You’ve eaten a Primanti Bros. sandwich and thought, “Yeah, fries inside is logical.”

And if you’ve never tried it? We can’t help you.

You’ve called off work for “deer season” and no one batted an eye.

Schools close. Businesses adapt. Hunters rejoice.

You refer to shopping carts as “buggies,” soda as “pop,” and winter road salt as a condiment.

Welcome to Pennsylvanian English—it’s half Midwest, half Appalachian, and all confusing.

You know that every state park is gorgeous, but half the roads to get there will ruin your suspension.

It’s the scenic route. It’s also a test of faith and tire pressure.

You’ve been to a wedding, fire hall bingo, or church dinner that involved pierogies, kielbasa, or both.

If there’s no crockpot full of meatballs, turn around.

You’ve watched the New Year’s Eve Hershey Kiss drop on TV and felt genuinely patriotic.

Times Square? Cute. But where else do candy mascots descend from the sky?
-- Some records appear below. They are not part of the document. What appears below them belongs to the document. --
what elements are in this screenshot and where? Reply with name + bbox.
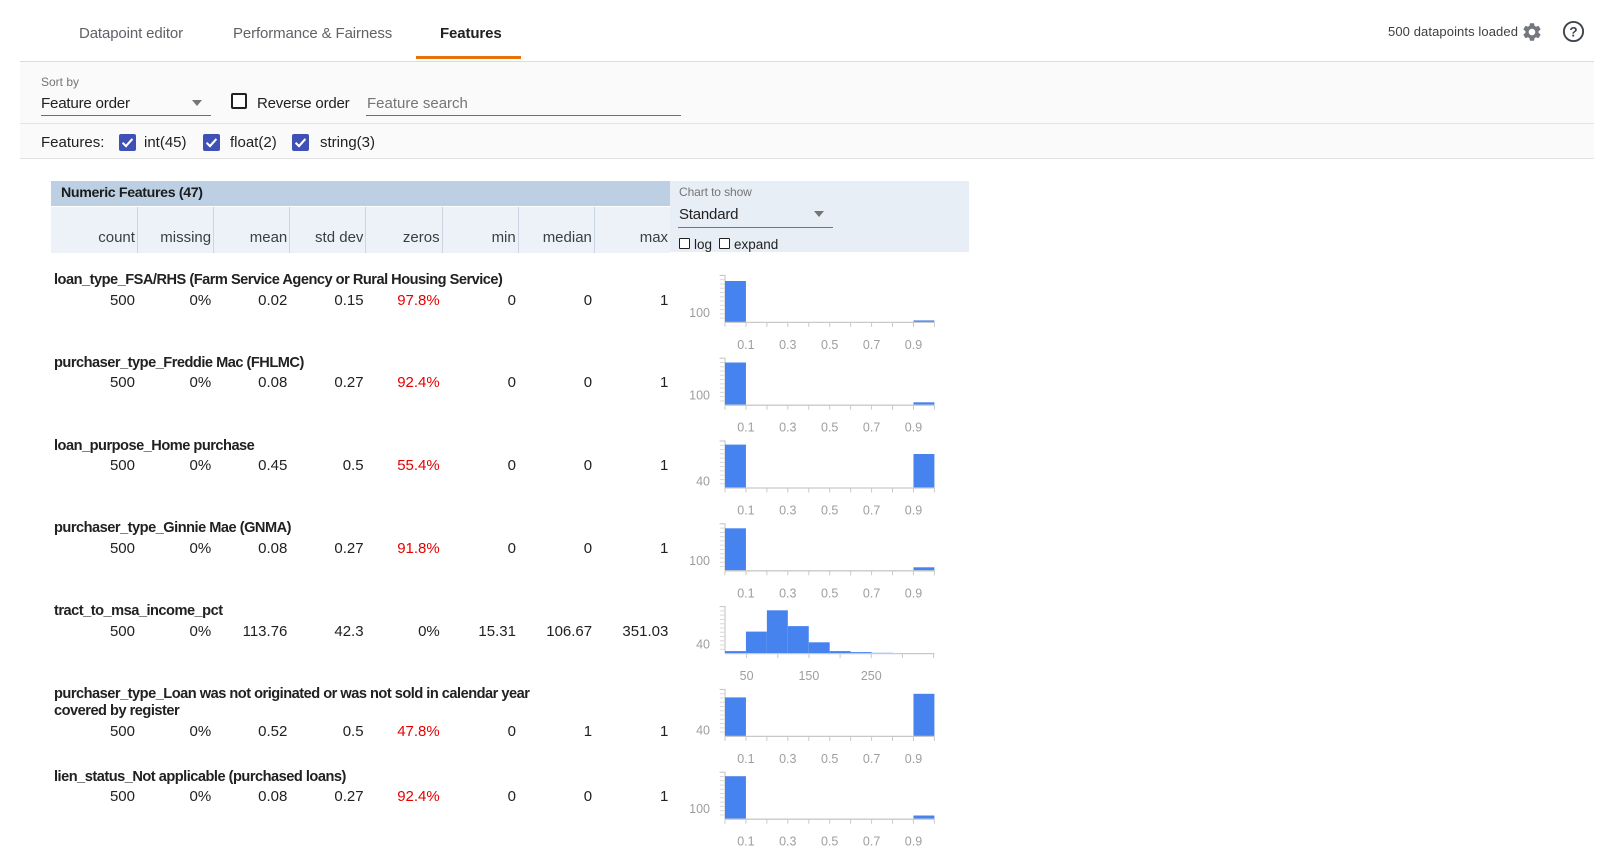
svg-text:0.7: 0.7 bbox=[863, 752, 880, 766]
svg-text:0.5: 0.5 bbox=[821, 835, 838, 849]
svg-text:0.1: 0.1 bbox=[737, 421, 754, 435]
svg-text:0.7: 0.7 bbox=[863, 421, 880, 435]
svg-text:0.3: 0.3 bbox=[779, 752, 796, 766]
svg-text:0.7: 0.7 bbox=[863, 586, 880, 600]
svg-text:0.5: 0.5 bbox=[821, 338, 838, 352]
svg-text:0.9: 0.9 bbox=[905, 586, 922, 600]
svg-text:0.1: 0.1 bbox=[737, 504, 754, 518]
svg-text:0.3: 0.3 bbox=[779, 586, 796, 600]
svg-text:0.5: 0.5 bbox=[821, 586, 838, 600]
svg-text:0.9: 0.9 bbox=[905, 835, 922, 849]
svg-text:0.3: 0.3 bbox=[779, 835, 796, 849]
svg-text:0.1: 0.1 bbox=[737, 338, 754, 352]
svg-text:100: 100 bbox=[689, 802, 710, 816]
svg-text:100: 100 bbox=[689, 554, 710, 568]
svg-text:0.3: 0.3 bbox=[779, 504, 796, 518]
svg-text:0.3: 0.3 bbox=[779, 338, 796, 352]
svg-text:0.5: 0.5 bbox=[821, 752, 838, 766]
svg-text:0.1: 0.1 bbox=[737, 835, 754, 849]
svg-text:0.1: 0.1 bbox=[737, 586, 754, 600]
svg-text:40: 40 bbox=[696, 723, 710, 737]
svg-text:0.3: 0.3 bbox=[779, 421, 796, 435]
svg-text:250: 250 bbox=[861, 669, 882, 683]
svg-text:100: 100 bbox=[689, 389, 710, 403]
svg-text:100: 100 bbox=[689, 306, 710, 320]
svg-text:0.5: 0.5 bbox=[821, 504, 838, 518]
svg-text:0.5: 0.5 bbox=[821, 421, 838, 435]
svg-text:?: ? bbox=[1569, 24, 1577, 39]
svg-text:0.9: 0.9 bbox=[905, 421, 922, 435]
svg-text:0.9: 0.9 bbox=[905, 752, 922, 766]
svg-text:40: 40 bbox=[696, 638, 710, 652]
svg-text:0.7: 0.7 bbox=[863, 338, 880, 352]
svg-text:40: 40 bbox=[696, 475, 710, 489]
svg-text:0.7: 0.7 bbox=[863, 835, 880, 849]
svg-text:0.7: 0.7 bbox=[863, 504, 880, 518]
svg-text:0.1: 0.1 bbox=[737, 752, 754, 766]
svg-text:0.9: 0.9 bbox=[905, 338, 922, 352]
svg-text:150: 150 bbox=[798, 669, 819, 683]
svg-text:50: 50 bbox=[740, 669, 754, 683]
svg-text:0.9: 0.9 bbox=[905, 504, 922, 518]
If you read this while sipping a Yuengling, sitting in traffic behind a buggy, or scraping ice off your windshield with an old Sheetz card, then congrats—you’re Pennsylvania through and through. Whether you’re from the ‘Burgh, the ‘Delphia, or deep in Pennsyltucky, you’ve survived the Turnpike, embraced the weird food, and learned to love a state with at least four different personalities. Just keep the heat cranked, the snacks local, and the pothole complaints loud.